Трудно представить себе удивление пастушки, если бы ей вдруг довелось узнать, о чем в это время думал свинопас.
Так же, как и у пастушки, у свинопаса не было зеркала, поэтому он тоже смотрелся в речку. И когда вода отражала его темные кудри, плавный изгиб подбородка и аккуратные маленькие уши, он жалел все человечество, думая о том, что оно теряет. А в особенности он жалел девочку-пастушку.
— Нет никаких сомнений, — говорил он себе, — что она пррсто умирает от одиночества. Она очень красивая и если бы я на самом деле был свинопасом, то обязательно бы с ней поговорил.
И он с сожалением отворачивался и принимался смотреть в другую сторону.
«Какое совпадение!» — скажете вы. Но это еще далеко не все.

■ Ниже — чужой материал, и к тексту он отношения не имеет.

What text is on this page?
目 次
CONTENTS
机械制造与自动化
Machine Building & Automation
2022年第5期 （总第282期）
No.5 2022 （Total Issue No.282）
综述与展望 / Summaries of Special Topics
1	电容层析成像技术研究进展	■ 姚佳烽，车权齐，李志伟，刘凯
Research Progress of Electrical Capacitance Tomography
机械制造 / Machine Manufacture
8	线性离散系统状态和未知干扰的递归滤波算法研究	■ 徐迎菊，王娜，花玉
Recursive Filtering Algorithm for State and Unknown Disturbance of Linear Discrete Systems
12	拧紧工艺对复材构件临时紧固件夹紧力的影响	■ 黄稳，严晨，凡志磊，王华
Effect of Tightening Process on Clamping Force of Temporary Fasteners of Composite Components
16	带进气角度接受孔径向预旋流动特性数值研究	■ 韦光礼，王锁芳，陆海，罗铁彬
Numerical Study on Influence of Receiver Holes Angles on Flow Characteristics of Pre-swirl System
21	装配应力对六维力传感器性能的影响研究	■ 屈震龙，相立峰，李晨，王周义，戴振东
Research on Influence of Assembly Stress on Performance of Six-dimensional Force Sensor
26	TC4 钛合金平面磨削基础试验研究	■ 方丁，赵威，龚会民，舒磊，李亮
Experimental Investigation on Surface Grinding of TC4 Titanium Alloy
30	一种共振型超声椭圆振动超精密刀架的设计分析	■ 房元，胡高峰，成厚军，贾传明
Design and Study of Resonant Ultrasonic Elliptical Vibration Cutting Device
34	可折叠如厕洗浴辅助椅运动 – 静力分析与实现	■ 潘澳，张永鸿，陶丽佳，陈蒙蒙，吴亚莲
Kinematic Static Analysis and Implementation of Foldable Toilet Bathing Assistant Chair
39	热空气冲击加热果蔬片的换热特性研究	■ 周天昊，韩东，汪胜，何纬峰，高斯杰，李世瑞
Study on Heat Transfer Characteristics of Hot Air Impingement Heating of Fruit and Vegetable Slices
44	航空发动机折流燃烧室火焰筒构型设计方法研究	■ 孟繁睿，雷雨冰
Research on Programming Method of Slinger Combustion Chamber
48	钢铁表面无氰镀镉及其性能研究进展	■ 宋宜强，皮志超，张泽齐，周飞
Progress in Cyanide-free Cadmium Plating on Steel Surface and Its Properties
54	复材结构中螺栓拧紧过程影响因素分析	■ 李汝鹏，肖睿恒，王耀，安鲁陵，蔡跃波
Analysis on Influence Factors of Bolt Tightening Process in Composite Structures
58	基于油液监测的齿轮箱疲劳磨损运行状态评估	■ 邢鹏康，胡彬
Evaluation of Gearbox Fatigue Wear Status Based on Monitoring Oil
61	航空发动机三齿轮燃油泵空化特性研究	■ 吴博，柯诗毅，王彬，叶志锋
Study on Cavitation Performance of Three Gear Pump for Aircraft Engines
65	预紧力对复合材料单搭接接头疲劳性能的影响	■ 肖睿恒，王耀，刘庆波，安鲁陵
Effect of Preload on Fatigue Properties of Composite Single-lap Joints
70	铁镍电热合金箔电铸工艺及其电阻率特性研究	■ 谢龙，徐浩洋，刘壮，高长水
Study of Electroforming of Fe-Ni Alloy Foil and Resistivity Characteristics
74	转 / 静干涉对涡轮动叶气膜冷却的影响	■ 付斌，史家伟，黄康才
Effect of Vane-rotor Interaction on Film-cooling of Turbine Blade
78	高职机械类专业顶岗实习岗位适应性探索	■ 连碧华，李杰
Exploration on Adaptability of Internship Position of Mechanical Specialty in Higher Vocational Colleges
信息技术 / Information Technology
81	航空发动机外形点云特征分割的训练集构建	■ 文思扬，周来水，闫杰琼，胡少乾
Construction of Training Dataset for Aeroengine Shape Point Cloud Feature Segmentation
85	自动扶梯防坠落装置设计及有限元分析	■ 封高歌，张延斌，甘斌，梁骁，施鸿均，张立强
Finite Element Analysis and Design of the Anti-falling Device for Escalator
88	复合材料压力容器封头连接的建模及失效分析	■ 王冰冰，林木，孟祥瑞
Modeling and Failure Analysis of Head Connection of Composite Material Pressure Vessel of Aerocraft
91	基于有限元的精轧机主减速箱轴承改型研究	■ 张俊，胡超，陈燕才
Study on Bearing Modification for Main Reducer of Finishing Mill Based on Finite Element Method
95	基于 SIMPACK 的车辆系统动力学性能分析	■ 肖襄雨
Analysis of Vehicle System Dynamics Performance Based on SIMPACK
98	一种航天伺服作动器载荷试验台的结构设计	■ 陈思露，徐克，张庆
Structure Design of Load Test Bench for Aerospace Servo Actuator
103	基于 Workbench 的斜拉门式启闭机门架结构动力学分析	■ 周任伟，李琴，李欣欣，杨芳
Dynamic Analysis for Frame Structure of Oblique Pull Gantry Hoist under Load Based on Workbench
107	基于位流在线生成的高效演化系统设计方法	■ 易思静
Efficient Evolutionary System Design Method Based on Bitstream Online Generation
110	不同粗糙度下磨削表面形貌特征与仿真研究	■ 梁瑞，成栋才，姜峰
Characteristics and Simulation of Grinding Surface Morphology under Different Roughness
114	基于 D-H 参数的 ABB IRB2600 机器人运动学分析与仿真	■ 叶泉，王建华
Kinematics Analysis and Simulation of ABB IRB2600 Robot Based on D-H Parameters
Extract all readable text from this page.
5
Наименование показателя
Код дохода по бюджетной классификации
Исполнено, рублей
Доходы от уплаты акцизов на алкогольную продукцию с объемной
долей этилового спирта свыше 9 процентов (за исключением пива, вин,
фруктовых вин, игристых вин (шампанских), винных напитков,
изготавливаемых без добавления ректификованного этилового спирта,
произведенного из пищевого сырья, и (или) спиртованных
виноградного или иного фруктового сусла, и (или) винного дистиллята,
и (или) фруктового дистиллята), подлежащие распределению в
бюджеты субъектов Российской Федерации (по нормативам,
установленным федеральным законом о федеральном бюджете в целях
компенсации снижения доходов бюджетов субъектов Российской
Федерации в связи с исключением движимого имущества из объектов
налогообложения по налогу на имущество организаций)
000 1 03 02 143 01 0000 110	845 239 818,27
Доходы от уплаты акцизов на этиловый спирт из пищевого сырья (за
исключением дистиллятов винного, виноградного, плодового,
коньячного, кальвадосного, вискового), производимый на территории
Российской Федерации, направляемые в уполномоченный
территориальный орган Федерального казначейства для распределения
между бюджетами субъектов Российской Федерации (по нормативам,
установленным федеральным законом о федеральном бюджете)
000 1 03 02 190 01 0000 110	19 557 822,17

Дело в том, что в этой стране не только девочка-пастушка и свинопас, но и все остальные существа думали точно так же!
Гуси, щиплющие лютики, были убеждены, что они не просто гуси, а нечто большее. Даже свиньи, вздумай вы им сказать, что они обычные свиньи, от души посмеялись бы над таким предположением.
Та же история была и с серым ослом, который возил тележку свинопаса на рынок, и с жабой, живущей под одним из камней у ручья, и с босоногим мальчишкой, который каждый день играл на мосту со своей плюшевой обезьянкой. Каждый из них верил, что истинная их суть гораздо значительнее и величественнее той, что видна невооруженным глазом.
Осел считал, что на самом деле он красивое, сильное животное с гладкими боками и блестящими копытами.
Жаба думала, что в действительности она маленькое, зеленое и очень веселое существо. Она могла часами смотреть на свое отражение, и ее уродливый внешний вид, каким он и был на самом деле, ничуть не огорчал ее.
— Это только моя внешняя оболочка, — обычно говорила она, кивая на свою сморщенную кожу и желтые выпученные глаза. Но даже эту внешнюю оболочку она старалась спрятать как можно дальне, когда на мост приходил мальчик. Ей не нравилось, что мальчик, едва завидев ее, разражался проклятиями.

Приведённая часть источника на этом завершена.